In particular, for my use case I want to use (fractional) GPUs for my inference workers since inference on CPU is not really tractable, as well as multiple GPU for training. I am trying to achieve this with the IMPALATrainer and using Pytorch. If I only use a single GPU for training and set:
num_workers = 2
num_gpus_per_worker = 0.5
num_cpus_per_worker = 32
num_envs_per_worker = 32
num_gpus = 1
the training runs perfectly fine with 2 GPUS visible to my deployment. However, if I try to use multiple GPUs for training and set
num_workers = 2
num_gpus_per_worker = 0.5
num_cpus_per_worker = 32
num_envs_per_worker = 32
num_gpus = 2
I would assume, that it now requires 3 GPUs.
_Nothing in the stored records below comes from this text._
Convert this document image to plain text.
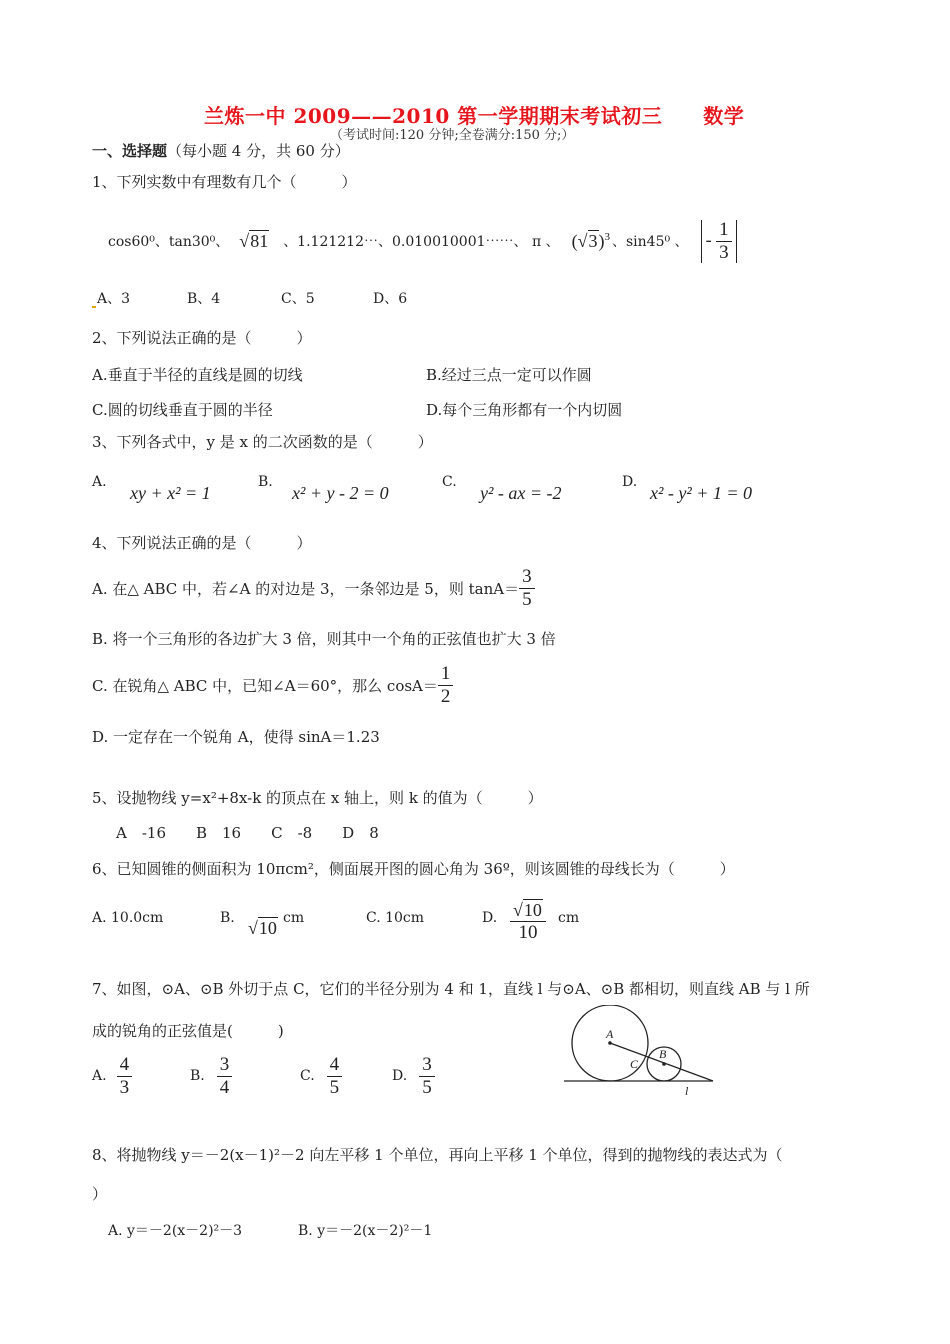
兰炼一中 2009——2010 第一学期期末考试初三　　数学
（考试时间:120 分钟;全卷满分:150 分;）
一、选择题（每小题 4 分，共 60 分）
1、下列实数中有理数有几个（　　　）
cos60⁰、tan30⁰、 √81 、1.121212⋯、0.010010001⋯⋯、 π 、 $(√3)^3$ 、sin45⁰ 、 - $\frac{1}{3}$
A、3	B、4	C、5	D、6
2、下列说法正确的是（　　　）
A.垂直于半径的直线是圆的切线	B.经过三点一定可以作圆
C.圆的切线垂直于圆的半径	D.每个三角形都有一个内切圆
3、下列各式中，y 是 x 的二次函数的是（　　　）
A.
xy + x² = 1
B.
x² + y - 2 = 0
C.
y² - ax = -2
D.
x² - y² + 1 = 0
4、下列说法正确的是（　　　）
A. 在△ ABC 中，若∠A 的对边是 3，一条邻边是 5，则 $\tan A= \frac{3}{5}$
B. 将一个三角形的各边扩大 3 倍，则其中一个角的正弦值也扩大 3 倍
C. 在锐角△ ABC 中，已知∠A＝60°，那么 $\cos A= \frac{1}{2}$
D. 一定存在一个锐角 A，使得 sinA＝1.23
5、设抛物线 y=x²+8x-k 的顶点在 x 轴上，则 k 的值为（　　　）
A　-16　　B　16　　C　-8　　D　8
6、已知圆锥的侧面积为 10πcm²，侧面展开图的圆心角为 36º，则该圆锥的母线长为（　　　）
A. 10.0cm	B. √10 cm	C. 10cm	D. $\frac{√10}{10}$ cm
7、如图，⊙A、⊙B 外切于点 C，它们的半径分别为 4 和 1，直线 l 与⊙A、⊙B 都相切，则直线 AB 与 l 所
成的锐角的正弦值是(　　　)
A. $\frac{4}{3}$	B. $\frac{3}{4}$	C. $\frac{4}{5}$	D. $\frac{3}{5}$
A
B
C
l
8、将抛物线 y＝－2(x－1)²－2 向左平移 1 个单位，再向上平移 1 个单位，得到的抛物线的表达式为（
）
A. y＝－2(x－2)²－3	B. y＝－2(x－2)²－1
However, my trial gets stuck at pending, with ray repeatedly outputting the message:
== Status ==
Memory usage on this node: 54.7/1007.7 GiB
Using FIFO scheduling algorithm.
Resources requested: 0/256 CPUs, 0/3 GPUs, 0.0/77.84 GiB heap, 0.0/37.35 GiB objects
Result logdir: /root/ray-results/IMPALA_2021-10-07_14-29-36
Number of trials: 1/1 (1 PENDING)
+---------------------------------------------+----------+-------+
| Trial name | status | loc |
|---------------------------------------------+----------+-------|
| IMPALA_gym_test:testgym-v0_ff3bc_00000 | PENDING | |
+---------------------------------------------+----------+-------+
I’m following mostly the example in the docs running IMPALA via tune like this:
ray.tune.run(
IMPALA.ImpalaTrainer,
config=config,
stop=stop,
local_dir=args.log_dir,
reuse_actors=True
)
with a slightly modified IMPALA.DEFAULT_CONFIG with the above variables.
Have i misunderstood something with the GPU allocation in RLLib, or are there other parameters that determine scheduling?